Lauren Sagar, a first year MA Fine Art student at UCLan discusses her current project. Lauren is studying on the Projects for Places pathway, which is taught by In Certain Places curators Prof. Charles Quick and Elaine Speight.

A Walk and Talk I led at Artists Jamboree 2018. Photo credit Hannah Marie Photography.

The March of the Artists will see three artists; a theatre maker, Eve Robertson, a photographer, John-Paul Brown, and me, Lauren Sagar, a visual artist, walking the 250 miles from Manchester to London over 26 days, starting on 29th July and ending in London 25th August. Other artists and friends will join the walk for an hour, a day, a weekend, and we welcome anyone to join us. The project has been inspired by the March of the Blanketeers, which took place 200 years ago, and is driven by the recent creative response of Manchester’s artists to their displacement due to intense property development.

I discovered the story of the Blanketeers whilst researching a project for the touring exhibition, Tall Tales, during 2016. My project was called Call for Cloth. I, and over 60 other individuals who took part, shared details about our lives by talking about our relationship with special textile objects. These conversations had the effect of being ‘wrapped in warmth’. Many people spoke about blankets they have, remembered, had made or lost, and my attention was drawn to a profound human relationship with this particular cloth object. I created a series of three blankets, and the research took me to the story of the Blanketeers.

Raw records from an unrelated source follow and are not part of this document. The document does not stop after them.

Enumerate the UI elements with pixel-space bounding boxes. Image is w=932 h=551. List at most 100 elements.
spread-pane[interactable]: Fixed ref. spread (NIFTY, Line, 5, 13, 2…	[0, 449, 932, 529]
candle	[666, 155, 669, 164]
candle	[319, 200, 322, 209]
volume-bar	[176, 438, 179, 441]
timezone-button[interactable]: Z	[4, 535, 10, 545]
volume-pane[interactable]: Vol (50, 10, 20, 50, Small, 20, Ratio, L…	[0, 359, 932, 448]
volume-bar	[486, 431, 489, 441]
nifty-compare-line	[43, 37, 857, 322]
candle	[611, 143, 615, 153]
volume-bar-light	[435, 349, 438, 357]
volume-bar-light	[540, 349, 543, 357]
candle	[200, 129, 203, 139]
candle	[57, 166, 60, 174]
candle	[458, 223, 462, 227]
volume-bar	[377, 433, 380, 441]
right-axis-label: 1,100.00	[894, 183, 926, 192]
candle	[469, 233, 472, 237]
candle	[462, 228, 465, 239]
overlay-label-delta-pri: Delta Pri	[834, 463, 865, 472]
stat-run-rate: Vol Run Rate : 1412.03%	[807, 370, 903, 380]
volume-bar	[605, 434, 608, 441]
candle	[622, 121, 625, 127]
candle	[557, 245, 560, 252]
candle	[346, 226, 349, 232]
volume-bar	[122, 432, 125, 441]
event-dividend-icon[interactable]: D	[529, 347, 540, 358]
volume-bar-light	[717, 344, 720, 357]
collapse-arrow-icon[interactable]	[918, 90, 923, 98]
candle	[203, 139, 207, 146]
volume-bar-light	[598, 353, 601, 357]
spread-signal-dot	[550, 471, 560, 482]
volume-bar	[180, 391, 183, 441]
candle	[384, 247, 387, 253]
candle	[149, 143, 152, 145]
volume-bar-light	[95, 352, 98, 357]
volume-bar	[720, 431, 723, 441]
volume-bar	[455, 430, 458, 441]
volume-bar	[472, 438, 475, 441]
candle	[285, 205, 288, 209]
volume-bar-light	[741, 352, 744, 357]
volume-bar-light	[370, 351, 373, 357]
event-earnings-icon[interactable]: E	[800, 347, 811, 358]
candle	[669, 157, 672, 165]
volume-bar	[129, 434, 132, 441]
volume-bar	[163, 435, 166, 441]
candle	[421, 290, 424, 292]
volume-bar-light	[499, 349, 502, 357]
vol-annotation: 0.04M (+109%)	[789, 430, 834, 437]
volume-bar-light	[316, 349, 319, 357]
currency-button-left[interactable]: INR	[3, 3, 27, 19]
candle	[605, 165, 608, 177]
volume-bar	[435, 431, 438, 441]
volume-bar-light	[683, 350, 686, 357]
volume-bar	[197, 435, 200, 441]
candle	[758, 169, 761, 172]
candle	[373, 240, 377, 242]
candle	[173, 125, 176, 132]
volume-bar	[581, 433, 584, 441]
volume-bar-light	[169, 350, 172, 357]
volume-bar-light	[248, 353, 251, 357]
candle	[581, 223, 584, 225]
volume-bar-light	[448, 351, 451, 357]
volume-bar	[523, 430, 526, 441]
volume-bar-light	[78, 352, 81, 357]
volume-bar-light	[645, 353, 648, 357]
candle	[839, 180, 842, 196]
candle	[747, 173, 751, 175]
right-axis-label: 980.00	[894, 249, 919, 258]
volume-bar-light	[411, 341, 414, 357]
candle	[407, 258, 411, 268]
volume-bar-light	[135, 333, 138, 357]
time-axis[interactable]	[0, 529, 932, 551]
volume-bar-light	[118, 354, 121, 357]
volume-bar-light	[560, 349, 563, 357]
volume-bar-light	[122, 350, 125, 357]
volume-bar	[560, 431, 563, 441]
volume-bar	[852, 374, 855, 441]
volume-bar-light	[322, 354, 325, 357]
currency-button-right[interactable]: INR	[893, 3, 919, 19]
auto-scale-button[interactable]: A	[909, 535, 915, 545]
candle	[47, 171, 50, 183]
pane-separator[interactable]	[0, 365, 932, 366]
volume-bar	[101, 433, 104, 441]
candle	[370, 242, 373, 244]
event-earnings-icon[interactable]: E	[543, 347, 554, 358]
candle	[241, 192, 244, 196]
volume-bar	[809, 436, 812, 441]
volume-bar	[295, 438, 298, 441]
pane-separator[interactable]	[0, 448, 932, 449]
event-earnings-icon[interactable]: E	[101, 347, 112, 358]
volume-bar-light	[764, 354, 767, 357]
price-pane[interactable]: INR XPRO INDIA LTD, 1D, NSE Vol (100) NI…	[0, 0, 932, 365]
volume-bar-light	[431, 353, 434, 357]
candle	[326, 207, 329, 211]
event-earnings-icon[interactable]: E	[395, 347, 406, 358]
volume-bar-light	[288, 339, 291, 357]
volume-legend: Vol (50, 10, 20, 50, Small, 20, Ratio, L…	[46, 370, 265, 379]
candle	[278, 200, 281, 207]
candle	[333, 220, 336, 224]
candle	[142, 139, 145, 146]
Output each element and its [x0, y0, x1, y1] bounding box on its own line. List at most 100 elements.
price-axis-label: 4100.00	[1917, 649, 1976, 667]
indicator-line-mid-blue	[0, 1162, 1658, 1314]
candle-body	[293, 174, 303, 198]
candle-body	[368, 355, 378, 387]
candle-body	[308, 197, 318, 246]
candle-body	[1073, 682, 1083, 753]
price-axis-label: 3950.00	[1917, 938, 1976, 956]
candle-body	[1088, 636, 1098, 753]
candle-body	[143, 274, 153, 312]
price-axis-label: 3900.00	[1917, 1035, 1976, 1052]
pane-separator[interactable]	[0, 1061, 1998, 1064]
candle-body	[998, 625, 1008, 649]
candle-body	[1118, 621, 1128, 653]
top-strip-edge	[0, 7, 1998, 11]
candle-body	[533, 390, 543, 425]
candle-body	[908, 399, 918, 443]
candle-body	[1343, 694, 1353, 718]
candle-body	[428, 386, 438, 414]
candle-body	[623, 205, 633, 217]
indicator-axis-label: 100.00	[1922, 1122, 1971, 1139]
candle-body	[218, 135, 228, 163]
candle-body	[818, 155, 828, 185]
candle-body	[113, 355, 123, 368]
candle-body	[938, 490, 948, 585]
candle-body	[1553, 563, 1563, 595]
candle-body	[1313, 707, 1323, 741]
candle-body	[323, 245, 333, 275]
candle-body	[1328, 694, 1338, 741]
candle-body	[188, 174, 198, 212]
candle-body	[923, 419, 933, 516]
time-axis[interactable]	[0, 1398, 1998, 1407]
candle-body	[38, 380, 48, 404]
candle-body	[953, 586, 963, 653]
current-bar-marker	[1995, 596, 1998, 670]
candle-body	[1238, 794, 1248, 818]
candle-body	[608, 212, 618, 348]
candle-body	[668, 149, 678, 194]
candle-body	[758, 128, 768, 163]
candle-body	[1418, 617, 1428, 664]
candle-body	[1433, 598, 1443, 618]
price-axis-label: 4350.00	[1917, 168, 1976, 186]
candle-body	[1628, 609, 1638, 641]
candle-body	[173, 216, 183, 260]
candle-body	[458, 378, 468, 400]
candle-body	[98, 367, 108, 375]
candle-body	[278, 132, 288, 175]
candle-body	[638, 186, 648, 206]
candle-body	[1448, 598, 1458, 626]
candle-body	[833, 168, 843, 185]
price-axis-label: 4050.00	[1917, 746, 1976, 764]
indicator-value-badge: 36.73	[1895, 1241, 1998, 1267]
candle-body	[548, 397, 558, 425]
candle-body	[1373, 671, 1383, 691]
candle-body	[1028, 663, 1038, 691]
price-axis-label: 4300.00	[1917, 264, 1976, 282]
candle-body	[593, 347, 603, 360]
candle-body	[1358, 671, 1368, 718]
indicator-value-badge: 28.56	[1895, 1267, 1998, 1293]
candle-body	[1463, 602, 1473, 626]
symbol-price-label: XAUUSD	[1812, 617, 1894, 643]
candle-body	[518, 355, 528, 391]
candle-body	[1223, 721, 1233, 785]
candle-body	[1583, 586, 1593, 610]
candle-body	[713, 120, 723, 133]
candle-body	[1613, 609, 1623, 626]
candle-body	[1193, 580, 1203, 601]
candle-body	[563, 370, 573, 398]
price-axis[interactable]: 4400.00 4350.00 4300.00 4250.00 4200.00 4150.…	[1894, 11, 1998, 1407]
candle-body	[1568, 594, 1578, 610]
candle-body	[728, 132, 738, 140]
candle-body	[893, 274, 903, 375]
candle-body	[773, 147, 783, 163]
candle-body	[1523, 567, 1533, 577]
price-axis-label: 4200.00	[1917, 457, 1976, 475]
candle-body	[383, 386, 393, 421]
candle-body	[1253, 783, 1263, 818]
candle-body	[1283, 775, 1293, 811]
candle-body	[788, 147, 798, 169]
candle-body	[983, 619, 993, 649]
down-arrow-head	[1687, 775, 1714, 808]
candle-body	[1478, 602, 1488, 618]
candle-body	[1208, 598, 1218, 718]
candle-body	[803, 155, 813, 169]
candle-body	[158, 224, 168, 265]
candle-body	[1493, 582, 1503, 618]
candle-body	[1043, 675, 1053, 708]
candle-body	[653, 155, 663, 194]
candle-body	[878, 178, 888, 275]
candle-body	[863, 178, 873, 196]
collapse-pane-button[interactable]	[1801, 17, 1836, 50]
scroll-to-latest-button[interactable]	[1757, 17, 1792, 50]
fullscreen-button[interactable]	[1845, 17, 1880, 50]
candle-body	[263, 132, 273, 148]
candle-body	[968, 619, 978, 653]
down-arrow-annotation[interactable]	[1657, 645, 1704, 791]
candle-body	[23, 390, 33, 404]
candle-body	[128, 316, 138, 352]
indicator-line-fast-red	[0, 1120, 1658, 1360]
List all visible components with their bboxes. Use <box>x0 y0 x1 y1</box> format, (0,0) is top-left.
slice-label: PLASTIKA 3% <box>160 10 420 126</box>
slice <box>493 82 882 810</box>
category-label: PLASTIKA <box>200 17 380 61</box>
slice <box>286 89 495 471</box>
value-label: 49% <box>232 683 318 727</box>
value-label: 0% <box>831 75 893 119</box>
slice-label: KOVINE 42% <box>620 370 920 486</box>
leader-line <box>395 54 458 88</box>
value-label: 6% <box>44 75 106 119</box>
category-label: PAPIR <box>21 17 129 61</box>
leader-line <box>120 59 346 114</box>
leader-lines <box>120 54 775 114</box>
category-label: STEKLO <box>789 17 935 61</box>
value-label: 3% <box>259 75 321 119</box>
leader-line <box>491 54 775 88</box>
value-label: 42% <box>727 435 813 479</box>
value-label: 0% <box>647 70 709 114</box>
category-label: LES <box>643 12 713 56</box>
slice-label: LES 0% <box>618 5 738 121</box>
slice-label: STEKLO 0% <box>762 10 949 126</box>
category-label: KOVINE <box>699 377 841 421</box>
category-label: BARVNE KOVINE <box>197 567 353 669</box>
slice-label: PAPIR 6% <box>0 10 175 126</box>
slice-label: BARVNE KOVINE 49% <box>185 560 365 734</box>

One of the Call for Cloth blankets. Photo credit Usarea Gul

The March of the Blanketeers was one of a run of events, which culminated in the Peterloo massacre. It led to parliamentary reform and many of the rights that we now benefit from in the UK. Hundreds of spinners and weavers gathered in Peter’s Field, Manchester in March 1817. They each carried a blanket to identify themselves as textile workers, and a portion of a petition to give to the Prince Regent. The plan was that all the portions were to be joined together on arriving in London, and would highlight the desperate hardship faced by textile workers in the North West. The marchers were attacked by soldiers almost as soon as they set off; in Stockport several received sabre wounds and one man was shot dead. Around four or five hundred got as far as Macclesfield and Leek, some 20 miles away; most of them were turned back at the Hanging Bridge over the Dove as they were about to enter Derbyshire. Only one ‘Blanketeer’, Abel Cauldwell, managed to reach London.

The March of the Artists – paper, pencil, cloth, red cotton

Each of us will be researching our own lines of interest, taking advantage of the rarity of walking 250 miles through the country in one go. Our methods of documentation will be highly influenced by how much we are able to carry. We will be carrying everything on our backs, so small and light is crucial. We will share documentation; John-Paul is a photographer so will take pictures, Eve will be recording interviews with people, I will be drawing and writing – very small documents in very small note books.

Starting to sketch a Walk Around the House. Indicating points of pain, taking rests, encountering obstacles.

My personal interest is in how to map the experiences and encounters of a walk. Poor health for the first part of this year has limited my research to walks within my home, and to memories of walking. It has also fed into my psychogeographical research, which normally relates to how it feels to be walking in nature. The experience of walking within such tight parameters, physically, socially and emotionally, engaged me strongly with my immediate environment and led me to think about how to express such movement through maps. I am looking forward to finding out how this translates into a 250 mile walk in the outdoors, encountering people and nature.